Wrong Governor, the issue is about rights. Whose river is it–the people’s or the moneyed few who would buy the surrounding land with the intent of monopolizing the “beautiful resource” as a result, allowing a few commercial rafters, perhaps, to float through now and then with their noisy flock so as to maintain an uneasy status quo?

What can we do to reassert the public’s right? Well, the legislature and the Guv look to be lost causes. We could rely on the United States Supreme Court to overrule the malfeasance of our state courts–a dicey business, not from the standpoint of the law, of course, but from the politics involved. The Roberts court’s recent decision equating money with free speech—the more money the more free speech–doesn’t give one confidence that we groundlings have the same number of rights as those with a bagful of money like Tex.

A more direct approach would be to go directly to the people through a ballot initiative reestablishing in the state constitution that the rivers and streams of the state are held in public trust for the people. The Court’s Central Illinois Railroad decision would provide legal ballast, as would a number of other Court decisions, a few of which have been cited here.

Moreover, something like a public trust doctrine limiting the legislature’s power to dispose of the public’s water was a central issue at the constitutional convention of 1876-77 and could be invoked again. Some at the convention argued that the waters of the state should be state owned. But others were staunchly opposed, as David Schorr has shown in his wonderful paper, Appropriation as Agrarianism, Tel Aviv University Law School, Paper 74, 2008 p.43. Among them was H.P.H. Bromwell, a former U.S. Congressman and populist firebrand. According to a report in the Denver Daily Times, Bromwell was afraid of monopoly ownership of rivers if the state were given ownership, for the legislature would be under constant pressure from lobbyist for the moneyed class. His opinion was that if the “capitalists get hold of all the water, they will have the people by the throat.”

Bromwell supported public ownership as a hedge against monopoly ownership, and it was his side that carried the day.

Other western states have a public trust doctrine enshrined in their constitution. Their effectiveness has been unequal depending on the strength of the statute, with Washington’s probably providing the best template.

Also, most western states have public access laws much more liberal than Colorado’s. Montana law, for instance, allows public access to all rivers up to the historic high water mark. Utah, that hotbed of communism, established public ownership of and access to all rivers of the state as the result of a recent state supreme court decision.

Neither law is popular with big landed interests, but the Montana law has survived for about 3 decades, and the mob has not destroyed its rivers. The opposite has taken place. With ownership and access the public has become more and more interested in restoring and protecting that which they recognize as their own.
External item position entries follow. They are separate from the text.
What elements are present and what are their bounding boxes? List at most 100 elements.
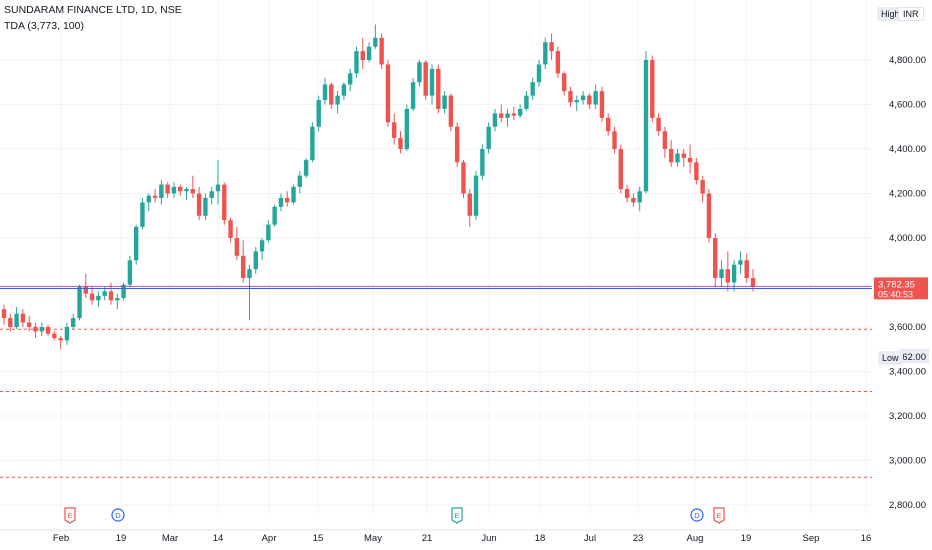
candle-body (329, 84, 334, 105)
candle-body (524, 95, 529, 109)
candle-body (404, 108, 410, 149)
candle-body (77, 286, 82, 319)
candle-body (71, 318, 76, 327)
candle-body (461, 162, 466, 194)
candle-body (115, 298, 120, 301)
candle-body (587, 95, 592, 105)
candle-body (196, 193, 202, 216)
countdown-value: 05:40:53 (878, 289, 913, 299)
candle-body (398, 137, 403, 149)
candle-body (341, 84, 347, 96)
currency-button[interactable]: INR (898, 7, 924, 21)
candle-body (26, 322, 32, 327)
candle-body (215, 184, 221, 192)
low-value: 3,462.00 (889, 352, 926, 363)
candle-body (731, 264, 737, 283)
y-tick-label: 3,600.00 (889, 322, 926, 333)
candle-body (64, 327, 70, 341)
candle-body (228, 220, 233, 238)
candle-body (266, 224, 271, 241)
candle-body (618, 149, 624, 190)
candle-body (713, 238, 718, 279)
x-tick-label: Mar (162, 533, 178, 544)
candle-body (486, 126, 491, 149)
x-tick-label: Sep (803, 533, 820, 544)
candle-body (297, 175, 303, 187)
candle-body (561, 73, 567, 92)
last-price-tag (874, 277, 928, 300)
candle-body (593, 91, 598, 105)
candle-body (278, 197, 284, 207)
candle-body (127, 260, 133, 285)
candle-body (429, 68, 435, 96)
candle-body (606, 117, 611, 132)
candle-body (536, 64, 542, 83)
candle-body (555, 51, 561, 74)
high-button[interactable]: High (877, 7, 904, 21)
candle-body (417, 62, 422, 83)
candle-body (650, 60, 655, 118)
candle-body (505, 113, 510, 118)
candle-body (259, 240, 265, 252)
candle-body (310, 126, 315, 161)
earnings-marker (451, 507, 463, 524)
candle-body (744, 260, 749, 279)
candle-body (373, 37, 378, 47)
candle-body (20, 313, 26, 323)
candle-body (681, 153, 686, 158)
indicator-label[interactable]: TDA (3,773, 100) (4, 20, 84, 32)
x-tick-label: Feb (53, 533, 69, 544)
candle-body (291, 186, 296, 203)
candle-body (568, 91, 573, 103)
candle-body (392, 122, 397, 138)
candle-body (410, 82, 416, 109)
y-tick-label: 3,200.00 (889, 411, 926, 422)
earnings-marker (64, 507, 76, 524)
x-tick-label: 19 (116, 533, 127, 544)
y-tick-label: 3,000.00 (889, 456, 926, 467)
event-marker-letter: D (694, 511, 700, 520)
candle-body (687, 157, 693, 163)
y-tick-label: 4,800.00 (889, 55, 926, 66)
candle-body (442, 95, 447, 109)
candle-body (694, 162, 699, 181)
candle-body (335, 95, 340, 105)
candle-body (152, 195, 158, 198)
candle-body (612, 131, 617, 149)
candle-body (480, 149, 485, 176)
candle-body (599, 91, 605, 118)
event-marker-letter: D (115, 511, 121, 520)
event-marker-letter: E (454, 511, 459, 520)
candle-body (499, 113, 504, 118)
x-tick-label: 19 (741, 533, 752, 544)
candle-body (624, 189, 630, 198)
x-tick-label: 15 (313, 533, 324, 544)
candle-body (719, 269, 724, 279)
x-tick-label: 23 (633, 533, 644, 544)
candle-body (656, 117, 661, 132)
y-tick-label: 4,600.00 (889, 100, 926, 111)
candle-body (58, 338, 63, 341)
candle-body (240, 255, 246, 279)
candle-body (190, 189, 196, 194)
candle-body (178, 186, 183, 192)
candle-body (89, 293, 95, 301)
candle-body (33, 327, 38, 332)
y-tick-label: 4,000.00 (889, 233, 926, 244)
x-tick-label: 18 (535, 533, 546, 544)
candle-body (511, 113, 517, 116)
candle-body (473, 175, 479, 216)
chart-title: SUNDARAM FINANCE LTD, 1D, NSE (4, 4, 182, 16)
candle-body (448, 95, 454, 127)
y-tick-label: 4,400.00 (889, 144, 926, 155)
candle-body (574, 100, 579, 103)
candle-body (706, 193, 712, 238)
candle-body (750, 278, 756, 287)
candle-body (52, 333, 57, 339)
candle-body (316, 100, 321, 127)
candle-body (385, 64, 391, 123)
candle-body (530, 82, 535, 96)
candle-body (354, 51, 359, 74)
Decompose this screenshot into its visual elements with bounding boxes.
As to the claim of the high rollers that Snuffy Smith floating by will destroy their tranquility and the river, let me say that hundreds of people pass by my house each day, some walking, some riding, some loud, some speeding, but, all in all, they are a pretty decent bunch. Some even slow down to smile and wave. The high rollers can expect the same.

Ol’ Ben Franklin is supposed to have remarked that, “in rivers and bad government, the lightest things swim at the top.” He wasn’t talking about the brown trout fisherman pursue. It’s time we cleaned up our rivers and our government.